🔗 the writer type: I deny that I’m in an echo chamber, and so do the voices.:
The stark truth is that far from cocooning us, social media exposes us to a wide variety of previously unencountered people and opinions. These people are invariably weird, and their opinions are horrible. What pundits fail to take into account – but is obvious to normal people – is that it’s nice to be in a bubble. It’s only natural to view those who don’t share your beliefs as intellectually defective and morally degenerate, and to avoid them at all costs. Who wants to spend time arguing with a bunch of idiots?
I think I kind of agree with this.
Sure—in the 1990s and early 2000s, a bunch of people thought the jnternet and then the web was going to democratize society but that was because most of the people they could see and hear on the internet were just like them.
But now we have mass social media with their global scale and perverse incentives to amplify and monetize the most corrosive forms of expression and interaction.
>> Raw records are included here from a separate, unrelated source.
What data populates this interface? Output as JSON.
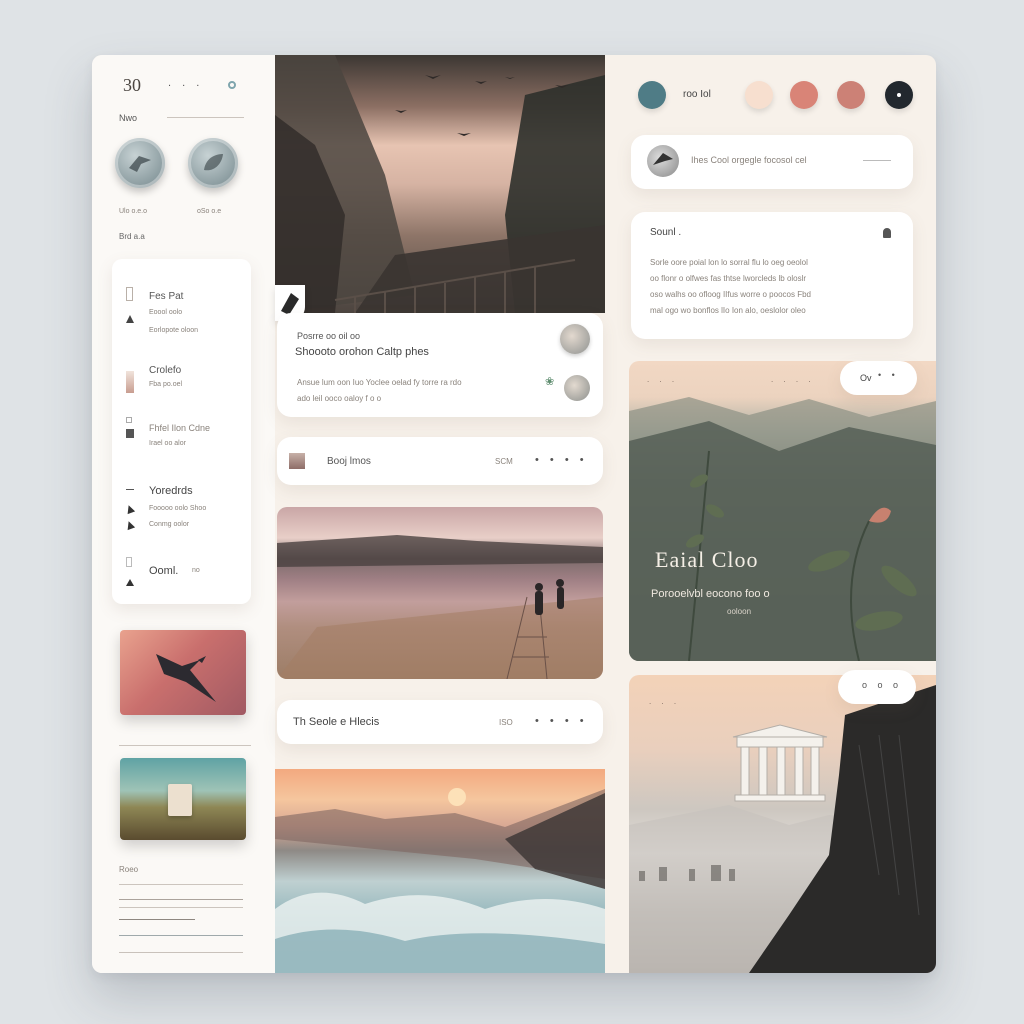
{
  "left": {
    "number": "30",
    "top_dots": ". . .",
    "section_label": "Nwo",
    "coin_captions": [
      "Ulo o.e.o",
      "oSo o.e"
    ],
    "small_label": "Brd a.a",
    "menu": [
      {
        "title": "Fes Pat",
        "sub1": "Eoool oolo",
        "sub2": "Eorlopote oloon"
      },
      {
        "title": "Crolefo",
        "sub1": "Fba po.oel"
      },
      {
        "title": "Fhfel Ilon Cdne",
        "sub1": "Irael oo alor"
      },
      {
        "title": "Yoredrds",
        "sub1": "Fooooo oolo Shoo",
        "sub2": "Conmg oolor"
      },
      {
        "title": "Ooml.",
        "sub1": "no"
      }
    ],
    "footer_label": "Roeo"
  },
  "middle": {
    "post": {
      "line1": "Posrre oo oil oo",
      "title": "Shoooto orohon Caltp phes",
      "body1": "Ansue lum oon Iuo Yoclee oelad fy torre ra rdo",
      "body2": "ado leil ooco oaloy f o o"
    },
    "book": {
      "label": "Booj  lmos",
      "meta": "SCM"
    },
    "search": {
      "label": "Th  Seole e Hlecis",
      "meta": "ISO"
    }
  },
  "right": {
    "top_label": "roo Iol",
    "colors": [
      "#4f7c86",
      "#f7dfcf",
      "#d98477",
      "#cc8176",
      "#22282e"
    ],
    "notif_text": "Ihes   Cool orgegle focosol cel",
    "sound": {
      "title": "Sounl .",
      "lines": [
        "Sorle oore poial lon lo sorral flu lo oeg oeolol",
        "oo flonr o olfwes fas thtse lworcleds lb oloslr",
        "oso walhs oo ofloog IIfus worre o poocos Fbd",
        "mal ogo wo bonflos  lIo Ion alo, oeslolor oleo"
      ]
    },
    "hero": {
      "pill": "Ov",
      "title": "Eaial Cloo",
      "sub": "Porooelvbl eocono foo o",
      "sub2": "ooloon"
    },
    "temple_pill": "o o o"
  }
}
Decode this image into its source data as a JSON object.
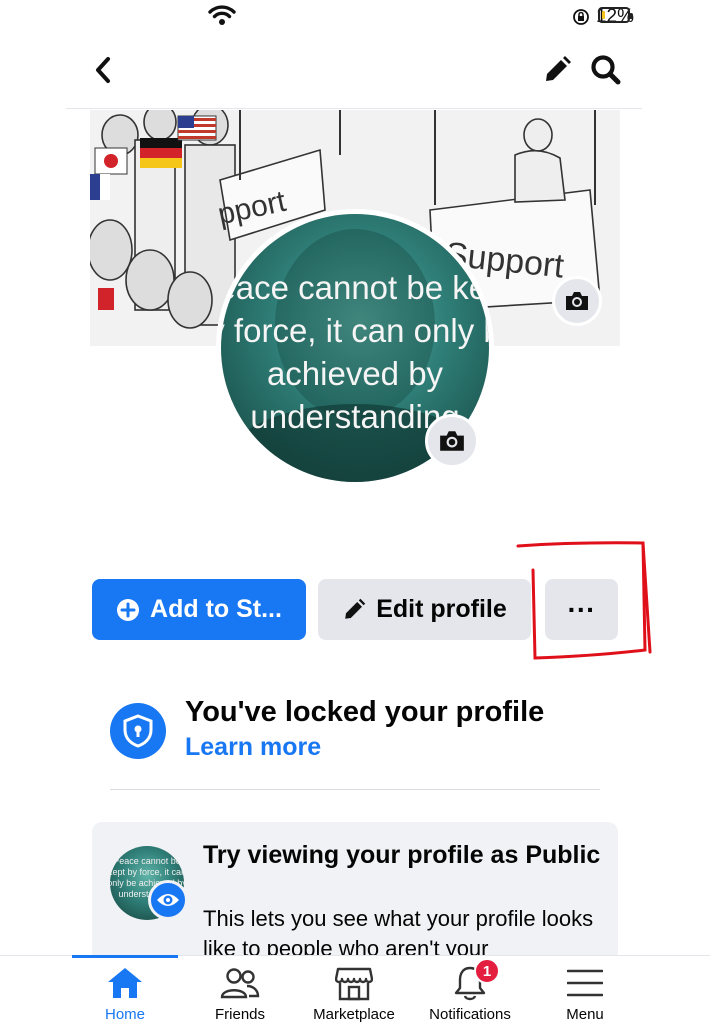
{
  "status_bar": {
    "battery_percent": "12%",
    "battery_level": 0.12
  },
  "header": {
    "back_icon": "chevron-left-icon",
    "edit_icon": "pencil-icon",
    "search_icon": "search-icon"
  },
  "cover": {
    "camera_icon": "camera-icon",
    "sign_left": "pport",
    "sign_right": "Support"
  },
  "profile_picture": {
    "quote": "Peace cannot be kept by force, it can only be achieved by understanding",
    "camera_icon": "camera-icon"
  },
  "actions": {
    "add_story_label": "Add to St...",
    "edit_profile_label": "Edit profile",
    "more_label": "···"
  },
  "locked": {
    "title": "You've locked your profile",
    "link": "Learn more",
    "icon": "shield-lock-icon"
  },
  "public_view": {
    "title": "Try viewing your profile as Public",
    "description": "This lets you see what your profile looks like to people who aren't your",
    "mini_quote": "Peace cannot be kept by force, it can only be achieved by understanding",
    "icon": "eye-icon"
  },
  "tabbar": {
    "items": [
      {
        "label": "Home",
        "icon": "home-icon",
        "active": true
      },
      {
        "label": "Friends",
        "icon": "friends-icon",
        "active": false
      },
      {
        "label": "Marketplace",
        "icon": "marketplace-icon",
        "active": false
      },
      {
        "label": "Notifications",
        "icon": "bell-icon",
        "active": false,
        "badge": "1"
      },
      {
        "label": "Menu",
        "icon": "menu-icon",
        "active": false
      }
    ]
  },
  "colors": {
    "accent": "#1877f2",
    "button_gray": "#e4e6eb",
    "badge_red": "#e41e3f",
    "annotation_red": "#e0101a"
  }
}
As long as the model exists whereby they are able support themselves and generate profit by exploiting user data to sell advertising, there will be no unwinding any of this.
I think I fundamentally do not believe that it is healthy or practical for us as humans to routinely have to interact with more than about two pizzas’ worth of people. It is certainly not healthy for any of us to be constantly exposed to the acid bath of millions of other people’s thoughts and opinions, especially when the intermediary platforms are doing their best to elevate and accelerate the incendiary stuff.
We were all better off when the weirdos were limited to handing out their grubby mimeographed Lyndon Larouche flyers out in front of the local post office.